Although it started in September, she has kindly said that I can join in and catch up. I have been thinking a lot about myself because of the course I have been doing with work about why I teach what I teach. I thought I'd extend it out into my personal life because I think that now is a good time to be looking inside me and I'm fairly sure I can do it without crying.
The first section was The Wheel of Life.
As Kate points out, how would my wheel turn? Well, it would wobble like anything.
Romance - 9 - my man is lovely. Amazing. Hardworking. Loving. Lots of positive words.
Finance - 8 - we aren't too badly off. We work hard, we both have jobs, we have enough money to pay what we need to pay and keep a bit back to spend on things we want. It gets a lower mark because I am still in my overdraft every month, although that is getting better!
Environment - 7 - we're decorating and moving things around and I don't like it, but I know it'll be great when it's done. Because I have work to do as well though, it's not getting done as fast as it should do. Or if I'm doing that then I'm not working.
Friends and Family - After Rich died I really learnt who my friends and family were. Well, my family were my family, and they were obviously going to be fabulous, because I have a fabulous family. They have been fabulous forever, and always will be. Friends, well, they altered. Some that were more mates became friends. Some that were friends have drifted away, because they didn't know what to say. I've also met new people since being with J, and that means that I have friends that are our friends, who don't know the Darkness of the Dark Times after the accident. In some ways, that is refreshing.
Personal Development - 5- now we're getting to the nitty gritty...... I'm on a course at the moment, and it's making me look at how I teach, and why I teach what I teach. In my own life though, my not a teacher life, I'm finding a gap. My not-so-much-a-mother gap (now that the AC is 8) was going to be filled with quilting and knitting and so forth, but instead is filled with work. My reading-on-the-ipad-is-quicker gap is filled with work. My evenings are filled with work. My early mornings are filled with work. Could it be I work too much?
Health - 6 - I'm up and down. My knee is increasingly painful, which could mean another operation. I feel sick after almost everything I eat now. The lump on my head is getting larger. Some things are improving with the change in diet and the caffiene headache only took 5 days, but I'm not right. I could always go to the doctor! I live in England, we have an NHS to be proud of. I just...... I don't know. it might even be just finding the time.

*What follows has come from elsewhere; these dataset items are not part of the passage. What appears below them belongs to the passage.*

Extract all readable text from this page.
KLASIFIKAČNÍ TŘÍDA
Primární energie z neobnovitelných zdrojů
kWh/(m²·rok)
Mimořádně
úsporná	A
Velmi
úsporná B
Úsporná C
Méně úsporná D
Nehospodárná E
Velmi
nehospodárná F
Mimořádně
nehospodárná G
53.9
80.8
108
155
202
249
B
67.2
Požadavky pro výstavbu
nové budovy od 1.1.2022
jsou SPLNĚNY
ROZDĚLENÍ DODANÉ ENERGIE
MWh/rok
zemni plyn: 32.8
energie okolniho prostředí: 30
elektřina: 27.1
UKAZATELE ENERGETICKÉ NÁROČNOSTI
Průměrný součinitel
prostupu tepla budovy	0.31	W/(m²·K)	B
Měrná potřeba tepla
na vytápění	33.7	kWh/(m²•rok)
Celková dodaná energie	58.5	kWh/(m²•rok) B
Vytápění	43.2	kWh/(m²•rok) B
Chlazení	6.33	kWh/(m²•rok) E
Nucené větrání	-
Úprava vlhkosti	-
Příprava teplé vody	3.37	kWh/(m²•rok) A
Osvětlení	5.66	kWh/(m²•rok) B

Career - 8 - I love my job. I know. Look at the PD section. But I do. I love being with the children, I love teaching, I love the SEN aspect, I love the results, but the amount of work is getting me right down in the dumps, particularly because most of it is pointless. Utterly pointless. More pointless than that. However, I've ordered a daybook which will make life a bit easier for me personally and for the TA's, but will mean a tiny bit more work - but more work which makes sense, as opposed to more work which doesn't.
Fun and Recreation - 5 - It's not a great score. Some of that is winter related - we don't go up to the flying field in the winter, I don't spend my weekends sat in the sunshine (working) chatting to people about everything then eating picnics and chilling out. I want to do more stuff for me. But I'm working.
I seem to be blaming that for everything :-( I keep being told to work smarter - but how?